На верхнем мостике «Седова» появился общий любимец, один из лучших ледовых капитанов — Воронин. Широкоплечий, с добрыми, всегда веселыми глазами, как ловко он умел метким словом подбодрить начинавших унывать товарищей.
— Право, на борт! — несется с капитанского мостика.
— Есть! — быстро отвечает вахтенный штурман.
— Есть, право на борт! — долетает ответ из застекленного помещения рубки (помещение для управления рулем), где сухопарый матрос уже разворачивает тяжелое колесо штурвала.
Мы идем вдоль восточного берега Белого моря, вдоль зеленой ленты хвойных лесов, мимо небольших поморских рыбачьих деревушек. Но уже вскоре меняем направление и отходим к противоположному берегу — к Кольскому полуострову.
У Сосновицкого маяка пересекаем Полярный круг и выходим в Ледовитый океан. Исчезла неприветливая тундра безлюдного полуострова, белые пятна нерастаявшего прошлогоднего снега. Земли больше нет. Кругом — вода, вода…

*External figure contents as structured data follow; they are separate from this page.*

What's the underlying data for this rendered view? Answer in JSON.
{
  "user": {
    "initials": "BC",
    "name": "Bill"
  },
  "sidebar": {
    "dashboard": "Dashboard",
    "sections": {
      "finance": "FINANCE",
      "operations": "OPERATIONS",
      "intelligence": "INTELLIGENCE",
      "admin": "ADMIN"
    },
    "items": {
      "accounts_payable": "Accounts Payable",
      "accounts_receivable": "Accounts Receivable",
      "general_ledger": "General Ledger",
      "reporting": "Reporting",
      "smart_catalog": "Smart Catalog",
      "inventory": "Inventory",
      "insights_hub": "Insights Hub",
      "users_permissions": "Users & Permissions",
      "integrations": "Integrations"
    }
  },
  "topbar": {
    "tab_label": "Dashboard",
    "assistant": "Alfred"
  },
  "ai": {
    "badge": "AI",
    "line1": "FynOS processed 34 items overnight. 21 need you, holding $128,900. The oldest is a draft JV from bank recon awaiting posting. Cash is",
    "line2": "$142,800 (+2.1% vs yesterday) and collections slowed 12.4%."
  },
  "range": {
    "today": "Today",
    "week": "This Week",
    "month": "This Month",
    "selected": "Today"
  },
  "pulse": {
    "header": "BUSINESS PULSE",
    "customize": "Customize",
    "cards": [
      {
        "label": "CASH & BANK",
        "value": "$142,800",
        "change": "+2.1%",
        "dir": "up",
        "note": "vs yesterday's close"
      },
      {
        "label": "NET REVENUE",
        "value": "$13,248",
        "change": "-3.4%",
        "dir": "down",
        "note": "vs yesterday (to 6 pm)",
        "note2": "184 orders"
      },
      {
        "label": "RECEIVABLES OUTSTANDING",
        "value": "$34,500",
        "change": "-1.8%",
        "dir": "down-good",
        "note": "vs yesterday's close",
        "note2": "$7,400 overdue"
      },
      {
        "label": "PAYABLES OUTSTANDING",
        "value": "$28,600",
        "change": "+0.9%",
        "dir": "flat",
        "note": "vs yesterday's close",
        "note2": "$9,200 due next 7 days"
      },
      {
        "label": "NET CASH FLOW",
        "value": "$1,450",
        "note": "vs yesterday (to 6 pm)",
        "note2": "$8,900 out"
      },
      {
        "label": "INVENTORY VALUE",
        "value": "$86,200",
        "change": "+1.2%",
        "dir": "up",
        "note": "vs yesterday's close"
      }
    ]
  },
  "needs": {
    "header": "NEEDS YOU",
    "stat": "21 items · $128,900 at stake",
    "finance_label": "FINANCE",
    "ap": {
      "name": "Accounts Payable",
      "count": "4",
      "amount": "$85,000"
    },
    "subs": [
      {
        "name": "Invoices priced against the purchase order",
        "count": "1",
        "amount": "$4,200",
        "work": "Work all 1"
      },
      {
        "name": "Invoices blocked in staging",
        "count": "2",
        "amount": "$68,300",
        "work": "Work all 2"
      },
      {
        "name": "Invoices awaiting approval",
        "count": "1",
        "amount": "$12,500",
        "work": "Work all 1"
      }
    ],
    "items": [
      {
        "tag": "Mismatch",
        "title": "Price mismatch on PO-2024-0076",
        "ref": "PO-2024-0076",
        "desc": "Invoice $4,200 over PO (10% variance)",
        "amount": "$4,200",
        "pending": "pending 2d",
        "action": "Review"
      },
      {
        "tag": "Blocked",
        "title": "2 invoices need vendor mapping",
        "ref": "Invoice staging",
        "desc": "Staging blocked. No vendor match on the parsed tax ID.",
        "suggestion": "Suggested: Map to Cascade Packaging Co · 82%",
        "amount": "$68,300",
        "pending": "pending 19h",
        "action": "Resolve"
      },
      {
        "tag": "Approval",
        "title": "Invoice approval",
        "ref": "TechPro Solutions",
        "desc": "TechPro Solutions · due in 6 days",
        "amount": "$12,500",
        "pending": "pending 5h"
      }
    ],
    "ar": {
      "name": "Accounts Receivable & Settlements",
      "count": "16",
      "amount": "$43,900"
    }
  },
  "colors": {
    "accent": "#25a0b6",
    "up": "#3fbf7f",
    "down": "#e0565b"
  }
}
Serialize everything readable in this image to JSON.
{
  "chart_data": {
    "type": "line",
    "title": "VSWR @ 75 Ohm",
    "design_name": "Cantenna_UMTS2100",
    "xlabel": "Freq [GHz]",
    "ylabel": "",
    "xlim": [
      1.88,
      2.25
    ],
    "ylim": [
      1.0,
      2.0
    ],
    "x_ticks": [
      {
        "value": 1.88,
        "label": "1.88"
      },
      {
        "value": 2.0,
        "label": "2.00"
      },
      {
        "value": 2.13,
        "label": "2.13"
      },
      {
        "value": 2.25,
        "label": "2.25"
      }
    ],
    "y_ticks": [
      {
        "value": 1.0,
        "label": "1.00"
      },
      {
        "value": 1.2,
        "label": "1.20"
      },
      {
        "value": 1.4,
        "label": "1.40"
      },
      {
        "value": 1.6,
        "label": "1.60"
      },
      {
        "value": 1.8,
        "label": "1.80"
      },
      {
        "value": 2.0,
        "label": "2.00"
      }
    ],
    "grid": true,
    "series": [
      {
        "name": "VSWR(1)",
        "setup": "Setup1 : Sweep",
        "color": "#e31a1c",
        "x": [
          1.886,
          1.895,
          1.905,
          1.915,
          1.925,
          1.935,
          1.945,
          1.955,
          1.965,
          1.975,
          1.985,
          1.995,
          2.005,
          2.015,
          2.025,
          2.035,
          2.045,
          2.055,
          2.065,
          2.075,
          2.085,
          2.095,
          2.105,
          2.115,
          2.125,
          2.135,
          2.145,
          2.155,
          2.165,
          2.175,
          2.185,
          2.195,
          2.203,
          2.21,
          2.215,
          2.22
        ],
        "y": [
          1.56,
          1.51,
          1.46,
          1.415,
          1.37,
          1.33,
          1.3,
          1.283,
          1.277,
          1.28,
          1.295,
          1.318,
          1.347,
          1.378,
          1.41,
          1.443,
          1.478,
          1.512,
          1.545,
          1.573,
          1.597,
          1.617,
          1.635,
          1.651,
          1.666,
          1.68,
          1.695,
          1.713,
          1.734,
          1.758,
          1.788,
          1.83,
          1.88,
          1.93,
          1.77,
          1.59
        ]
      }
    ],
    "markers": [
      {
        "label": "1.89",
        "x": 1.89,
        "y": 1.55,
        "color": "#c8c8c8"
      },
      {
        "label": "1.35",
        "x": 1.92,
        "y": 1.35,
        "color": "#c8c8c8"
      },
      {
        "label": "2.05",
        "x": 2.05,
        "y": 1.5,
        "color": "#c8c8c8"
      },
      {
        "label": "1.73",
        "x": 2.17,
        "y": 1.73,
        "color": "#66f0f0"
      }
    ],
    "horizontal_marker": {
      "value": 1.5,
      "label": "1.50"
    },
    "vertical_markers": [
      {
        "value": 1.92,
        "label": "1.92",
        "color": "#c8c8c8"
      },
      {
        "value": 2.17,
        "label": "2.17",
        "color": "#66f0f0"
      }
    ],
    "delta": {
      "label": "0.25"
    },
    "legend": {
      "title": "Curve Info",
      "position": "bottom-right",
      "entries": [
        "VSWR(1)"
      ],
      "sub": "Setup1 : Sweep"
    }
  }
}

Нас, участников экспедиции, расселяют по каютам. Свободных помещений на ледоколе мало. Поэтому большинство попадает в трюм, где из досок наскоро сколотили временные каюты. Перетаскиваем тяжелые чемоданы с пожитками, раскладываем вещи, словом, приготовляемся к большому и длительному путешествию.
— Товарищи, — заявляет нам боцман (старший матрос), — надо ждать шторма. Как только будут волны, сейчас же следует накрепко задраить (завинтить) иллюминаторы. Иначе вся каюта будет полна воды.
Большинство из нас — новички. Многие первый раз на море. Поэтому уже слово «шторм» начинает наводить панику. Бежим к капитану узнать, что нас ждет впереди.
— Да, ребятки, придется вам получить первое морское крещение, штормяга будет солидный. Ну, да не унывайте. Авось, ветер скоро окончится, и тогда мы пойдем по спокойной воде.
На палубе матросы поспешно закрывают брезентами люки, накрепко канатами завязывают бревна и бочки. Ледокол приготовился к бою.
Мы летим в открытом, бурливом океане. Тяжелые свинцовые облака свесились с неба. Широкие валы, огромные водяные горы неожиданно вырастают перед носом судна. Ледокол то зарывается в белоснежную пену, то тяжело взлетает высоко вверх. Весь горизонт заполнен отвесными грядами волн, с блестящими барашками на гребнях.
Вы представляете себе, что такое шторм в море?
Ну, прежде всего, надо вам сказать, что вы оказываетесь совершенно беспомощными, чувствуете, что бороться со стихией нет сил и что ничего лучшего не остается, как положиться на «волю волн».
Покорно, безропотно, с каким-то отупением переносите вы приступы морской болезни, причем все рекомендованные вам на берегу «патентованные» средства, как-то: лимон, сельтерская вода, оказываются не в состоянии помочь вашему горю. Человек пьянеет, хотя он, может быть, и ярый враг алкоголя. Шатаясь, ударяясь о перегородки, теряя равновесие, нескладно ковыляя ногами, которые вдруг неожиданно одеревянели, пробираетесь по длинным коридорам к каюте, чтобы немедленно лечь на койку, обвязать себя для крепости веревкой и попробовать задремать.